I should make my regexp engines polymorphic over character type. I could use it to recognize other languages, like a Spin model. What would the appropriate trait be?
trait Char {
fn matches(&self, other: &Self) -> bool;
}
impl Char for char {
fn matches(&self, other: &char) -> bool { self == other }
}
This falls short for matching chars to character classes or with case folding, as well as matching a transition system (e.g., {b, c}) to predicates (e.g., ¬b /\ c). This suggests, that the edge predicate type and the character type need to be distinct.
trait Matcher {
type Char;
fn matches(&self, ch: &Char) -> bool;
}
impl Matcher for char {
type Char = char;
fn matches(&self, ch: &char) -> bool { self == ch }
}
struct AsciiCaseInsensitive(char);
impl Matcher for AsciiCaseInsensitive {
type Char = char;
fn matches(&self, ch: &char) -> bool {
self.0.eq_ignore_ascii_case(ch)
}
}
UTF-8–aware case-insensitive char matching falls short for any non-injective mappings like ß as well as mappings that produce multiple chars, so probably needs to be reduced to character classes and alternations in preprocessing.
Character classes would use a more complex, sorted interval set type, that could easily implement this trait.
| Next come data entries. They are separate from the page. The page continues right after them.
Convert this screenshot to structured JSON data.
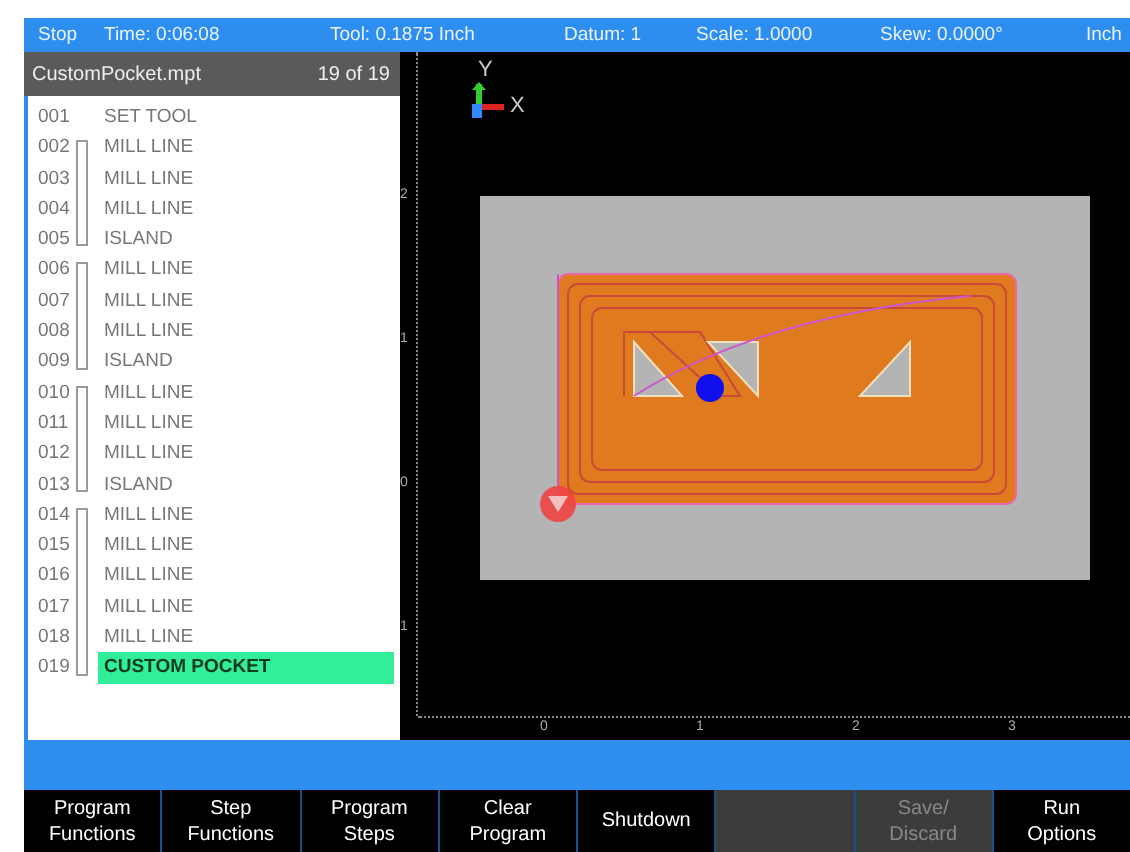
{
  "status_bar": [
    "Stop",
    "Time: 0:06:08",
    "Tool: 0.1875 Inch",
    "Datum: 1",
    "Scale: 1.0000",
    "Skew: 0.0000°",
    "Inch"
  ],
  "program": {
    "file": "CustomPocket.mpt",
    "position": "19 of 19",
    "steps": [
      {
        "number": "001",
        "label": "SET TOOL",
        "kind": "single",
        "selected": false
      },
      {
        "number": "002",
        "label": "MILL LINE",
        "kind": "group-start",
        "selected": false
      },
      {
        "number": "003",
        "label": "MILL LINE",
        "kind": "group-mid",
        "selected": false
      },
      {
        "number": "004",
        "label": "MILL LINE",
        "kind": "group-mid",
        "selected": false
      },
      {
        "number": "005",
        "label": "ISLAND",
        "kind": "group-end",
        "selected": false
      },
      {
        "number": "006",
        "label": "MILL LINE",
        "kind": "group-start",
        "selected": false
      },
      {
        "number": "007",
        "label": "MILL LINE",
        "kind": "group-mid",
        "selected": false
      },
      {
        "number": "008",
        "label": "MILL LINE",
        "kind": "group-mid",
        "selected": false
      },
      {
        "number": "009",
        "label": "ISLAND",
        "kind": "group-end",
        "selected": false
      },
      {
        "number": "010",
        "label": "MILL LINE",
        "kind": "group-start",
        "selected": false
      },
      {
        "number": "011",
        "label": "MILL LINE",
        "kind": "group-mid",
        "selected": false
      },
      {
        "number": "012",
        "label": "MILL LINE",
        "kind": "group-mid",
        "selected": false
      },
      {
        "number": "013",
        "label": "ISLAND",
        "kind": "group-end",
        "selected": false
      },
      {
        "number": "014",
        "label": "MILL LINE",
        "kind": "group-start",
        "selected": false
      },
      {
        "number": "015",
        "label": "MILL LINE",
        "kind": "group-mid",
        "selected": false
      },
      {
        "number": "016",
        "label": "MILL LINE",
        "kind": "group-mid",
        "selected": false
      },
      {
        "number": "017",
        "label": "MILL LINE",
        "kind": "group-mid",
        "selected": false
      },
      {
        "number": "018",
        "label": "MILL LINE",
        "kind": "group-mid",
        "selected": false
      },
      {
        "number": "019",
        "label": "CUSTOM POCKET",
        "kind": "group-end",
        "selected": true
      }
    ]
  },
  "view": {
    "axis_labels": [
      "Y",
      "X"
    ],
    "y_ruler": [
      "2",
      "1",
      "0",
      "1"
    ],
    "x_ruler": [
      "0",
      "1",
      "2",
      "3"
    ]
  },
  "softkeys": [
    {
      "lines": [
        "Program",
        "Functions"
      ],
      "kind": "key",
      "disabled": false
    },
    {
      "lines": [
        "Step",
        "Functions"
      ],
      "kind": "key",
      "disabled": false
    },
    {
      "lines": [
        "Program",
        "Steps"
      ],
      "kind": "key",
      "disabled": false
    },
    {
      "lines": [
        "Clear",
        "Program"
      ],
      "kind": "key",
      "disabled": false
    },
    {
      "lines": [
        "Shutdown"
      ],
      "kind": "key",
      "disabled": false
    },
    {
      "kind": "blank"
    },
    {
      "lines": [
        "Save/",
        "Discard"
      ],
      "kind": "key",
      "disabled": true
    },
    {
      "lines": [
        "Run",
        "Options"
      ],
      "kind": "key",
      "disabled": false
    }
  ]
}
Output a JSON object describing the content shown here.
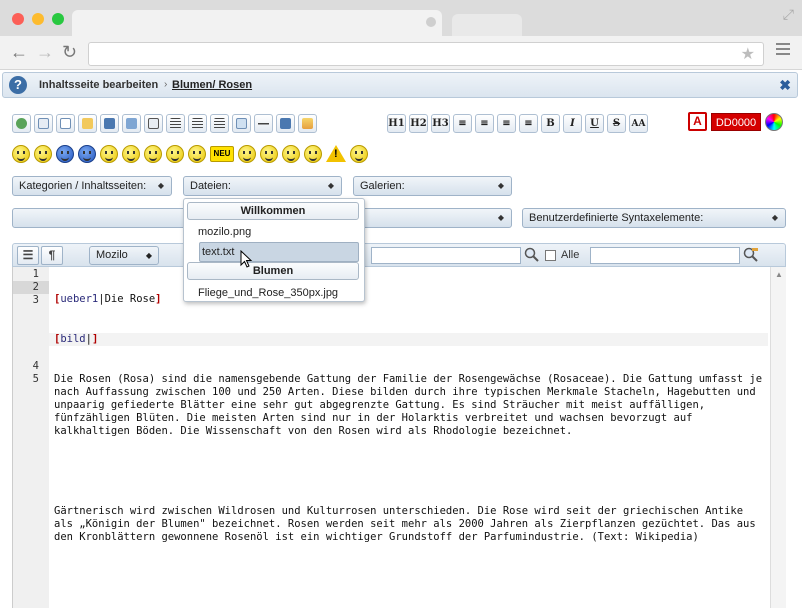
{
  "header": {
    "title": "Inhaltsseite bearbeiten",
    "separator": "›",
    "breadcrumb": "Blumen/ Rosen"
  },
  "toolbar": {
    "format_buttons": [
      "H1",
      "H2",
      "H3",
      "≡",
      "≡",
      "≡",
      "≡",
      "B",
      "I",
      "U",
      "S",
      "AA"
    ],
    "color_value": "DD0000",
    "color_letter": "A",
    "icon_names": [
      "link-icon",
      "mail-icon",
      "page-icon",
      "folder-icon",
      "save-icon",
      "image-icon",
      "table-icon",
      "align-icon",
      "list-icon",
      "numbered-list-icon",
      "grid-icon",
      "line-icon",
      "html-icon",
      "picture-icon"
    ]
  },
  "selects": {
    "categories": "Kategorien / Inhaltsseiten:",
    "files": "Dateien:",
    "galleries": "Galerien:",
    "custom_syntax": "Benutzerdefinierte Syntaxelemente:"
  },
  "editbar": {
    "mode": "Mozilo",
    "alle_label": "Alle"
  },
  "dropdown": {
    "group1": "Willkommen",
    "group1_items": [
      "mozilo.png",
      "text.txt"
    ],
    "group2": "Blumen",
    "group2_items": [
      "Fliege_und_Rose_350px.jpg"
    ],
    "highlighted": "text.txt"
  },
  "editor": {
    "line_numbers": [
      "1",
      "2",
      "3",
      "",
      "",
      "",
      "",
      "4",
      "5"
    ],
    "lines": [
      {
        "open": "[",
        "tag": "ueber1",
        "sep": "|",
        "text": "Die Rose",
        "close": "]"
      },
      {
        "open": "[",
        "tag": "bild",
        "sep": "|",
        "text": "",
        "close": "]"
      }
    ],
    "paragraph1": "Die Rosen (Rosa) sind die namensgebende Gattung der Familie der Rosengewächse (Rosaceae). Die Gattung umfasst je nach Auffassung zwischen 100 und 250 Arten. Diese bilden durch ihre typischen Merkmale Stacheln, Hagebutten und unpaarig gefiederte Blätter eine sehr gut abgegrenzte Gattung. Es sind Sträucher mit meist auffälligen, fünfzähligen Blüten. Die meisten Arten sind nur in der Holarktis verbreitet und wachsen bevorzugt auf kalkhaltigen Böden. Die Wissenschaft von den Rosen wird als Rhodologie bezeichnet.",
    "paragraph2": "Gärtnerisch wird zwischen Wildrosen und Kulturrosen unterschieden. Die Rose wird seit der griechischen Antike als „Königin der Blumen\" bezeichnet. Rosen werden seit mehr als 2000 Jahren als Zierpflanzen gezüchtet. Das aus den Kronblättern gewonnene Rosenöl ist ein wichtiger Grundstoff der Parfumindustrie. (Text: Wikipedia)"
  },
  "colors": {
    "accent": "#3c6ea6",
    "text_color_swatch": "#d40000"
  }
}
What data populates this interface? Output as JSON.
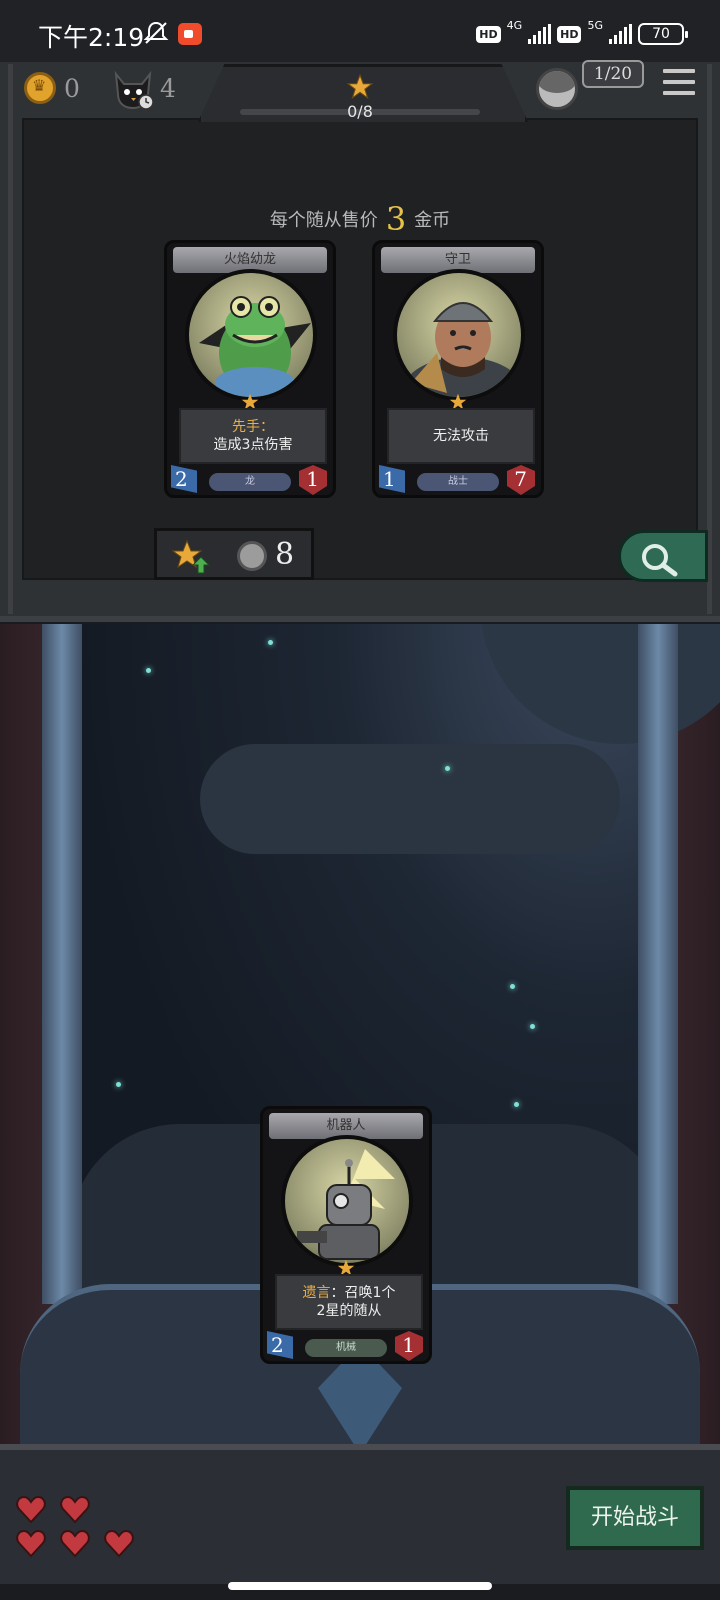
{
  "status_bar": {
    "time": "下午2:19",
    "hd1": "HD",
    "net1": "4G",
    "hd2": "HD",
    "net2": "5G",
    "battery": "70"
  },
  "hud": {
    "gold": "0",
    "turn": "4",
    "stars_progress": "0/8",
    "players": "1/20"
  },
  "shop": {
    "price_prefix": "每个随从售价",
    "price_value": "3",
    "price_suffix": "金币",
    "upgrade_cost": "8",
    "cards": [
      {
        "name": "火焰幼龙",
        "keyword": "先手",
        "text": "造成3点伤害",
        "attack": "2",
        "health": "1",
        "tribe": "龙",
        "stars": 1
      },
      {
        "name": "守卫",
        "keyword": "",
        "text": "无法攻击",
        "attack": "1",
        "health": "7",
        "tribe": "战士",
        "stars": 1
      }
    ]
  },
  "board": {
    "card": {
      "name": "机器人",
      "keyword": "遗言",
      "text1": "召唤1个",
      "text2": "2星的随从",
      "attack": "2",
      "health": "1",
      "tribe": "机械",
      "stars": 1
    }
  },
  "lives": 5,
  "start_button": "开始战斗",
  "colors": {
    "gold": "#e7c24a",
    "button_green": "#2f6a4e",
    "heart_red": "#c23a3f"
  }
}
// A set of up to 64 elements, such as atomic propositions. If a bit is 1, it
// indicates that the element at its index is in the set.
struct Set(u64);
// A conjunction of up to 64 variables.
struct Conj {
mask: u64, // The variables used in the conjunction
vals: u64, // The values for those variables
}
// A predicate in disjunctive normal form.
struct PredDNF {
disj: Box<[Conj]>,
}
impl Matcher for Conj {
type Char = Set;
fn matches(&self, state: &Set) -> bool {
// If all of the masked bits are equal to the expected values
(state.0 ^ self.vals) & self.mask == 0
// Equivalent, when vals is within mask:
// state.0 & self.mask == self.vals
}
}
impl Matcher for PredDNF {
type Char = Set;
fn matches(&self, state: &Set) -> bool {
for conj in &self.disj {
if conj.matches(state) {
return true;
}
}
false
}
}
// A disjunction of up to 64 variables.
struct Disj {
mask: u64, // The variables used in the disjunction
vals: u64, // The values for those variables
}
// A predicate in conjunctive normal form.
struct PredCNF {
conj: Box<[Disj]>,
}
impl Matcher for Disj {
type Char = Set;
fn matches(&self, state: &Set) -> bool {
// If any of the masked bits are equal to the expected values
!(state.0 ^ self.vals) & self.mask != 0
}
}
impl Matcher for PredCNF {
type Char = Set;
fn matches(&self, state: &Set) -> bool {
for disj in &self.conj {
if !disj.matches(state) {
return false;
}
}
true
}
}
This approach seems very feasible for modeling propositions of few variables (<=64) and DNF and CNF seem to work equally well. Karnaugh maps and related may also be useful, but I haven’t done much in that domain.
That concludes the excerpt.